I think you are missing the MyCrawler class from your classpath. See the first error:
...UrlHarvestingCrawler.java:13: cannot find symbol
symbol: class MyCrawler

From there its complaining about methods defined in MyCrawler that UrlHarvestingCrawler overrides. You can cut out the middleman by extending Crawler directly and extending the methods like I did in MyCrawler.

somewherepeace said...

Dear Sujit Pal !
thanks for your arctice. It's useful for me. I have a question, how do i get title of a tags of previous Page
example: previous Page: < a href="http://link1.com">title 1< a/>.
When i crawl http://link1.com page, i get string "title 1"

Sorry about my English

Sujit Pal said...

Thanks, Nguyễn Anh Đức. Not sure I follow your question completely, but generally the "Previous page" would be enclosed in the A tag, something like: <a href="www.link1.com">Previous</a>, so you could parse the first page looking for the A tags. There are various HTML parsers available, but my personal (and probably biased, since I use it exclusively for HTML parsing) recommendation is Jericho.

propovip said...

Ihave been asked to crawl the links my application has. Is there a way to generate a report with hierarchy.

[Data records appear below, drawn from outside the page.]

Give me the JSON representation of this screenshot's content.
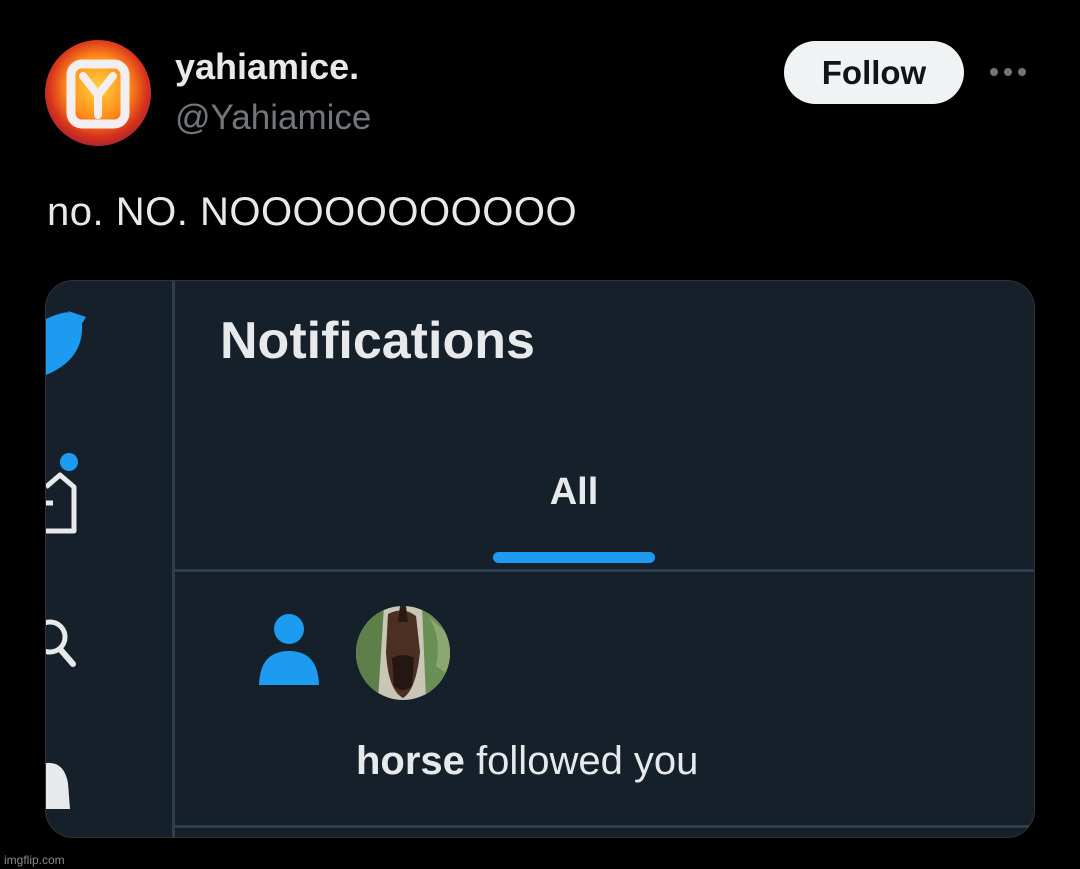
{
  "tweet": {
    "display_name": "yahiamice.",
    "handle": "@Yahiamice",
    "follow_label": "Follow",
    "text": "no. NO. NOOOOOOOOOOO"
  },
  "screenshot": {
    "title": "Notifications",
    "tab_label": "All",
    "notification": {
      "username": "horse",
      "action": "followed you"
    }
  },
  "watermark": "imgflip.com",
  "colors": {
    "background": "#000000",
    "follow_button": "#eff3f4",
    "accent_blue": "#1d9bf0",
    "inner_background": "#15202b"
  },
  "icons": [
    "yahiamice-logo-icon",
    "more-options-icon",
    "twitter-bird-icon",
    "home-icon",
    "search-icon",
    "bell-icon",
    "person-icon",
    "horse-avatar"
  ]
}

For Ex :- If i crawl a link "X" whose parent is "A" and "A"s parent is "B". i should see the report as
Page B URL --> Page A URL--> Page X URL
How do i achieve this?

Sujit Pal said...

Hi propovip, if you want to do this with WebSphinx, you can extend visit(Page) to extract the links in the page (page.getLinks() and store it in say a database table as (parent, child). Then you could write something that reads this table and produces a report, starting from the root of your crawl and proceeding recursively down to each child, until the current child has no children of its own.

francesco said...

a tip: if you use DownloadParameters.changeXXX() methods there will be no results indeed; DPs are like Java.Strings in this implementation, and you have to use them like this:

dp = dp.changeXXX()

anyway, thanks a lot for your samples, they introduced me into websphinx!

cheers, francesco

Sujit Pal said...

Thanks for your kind words, Francesco, and thank you for the information - I did not know about DownloadParameters but it looks like a simple and useful way of filtering web pages.

Francesco said...

I'm referring to your class MyCrawler; if you write like this

...
dp.changeObeyRobotExclusion(true);
...

nothing happens;

I want you to note that the correct sintax (in order to make something happen :) ) is

dp = dp.changeObeyRobotExclusion(true);

as you are trying to modify a Java.String.

cheers again,

Francesco

Sujit Pal said...

Ah, got it, thanks! :-).

Unknown said...

Hi,can i download javascript links also using this crawler?
Thanks in advance

Sujit Pal said...

I guess you could if you had full links inside your script sections, but since Javascript is a programming language and you can represent URLs as other than plain string fields, its not guaranteed.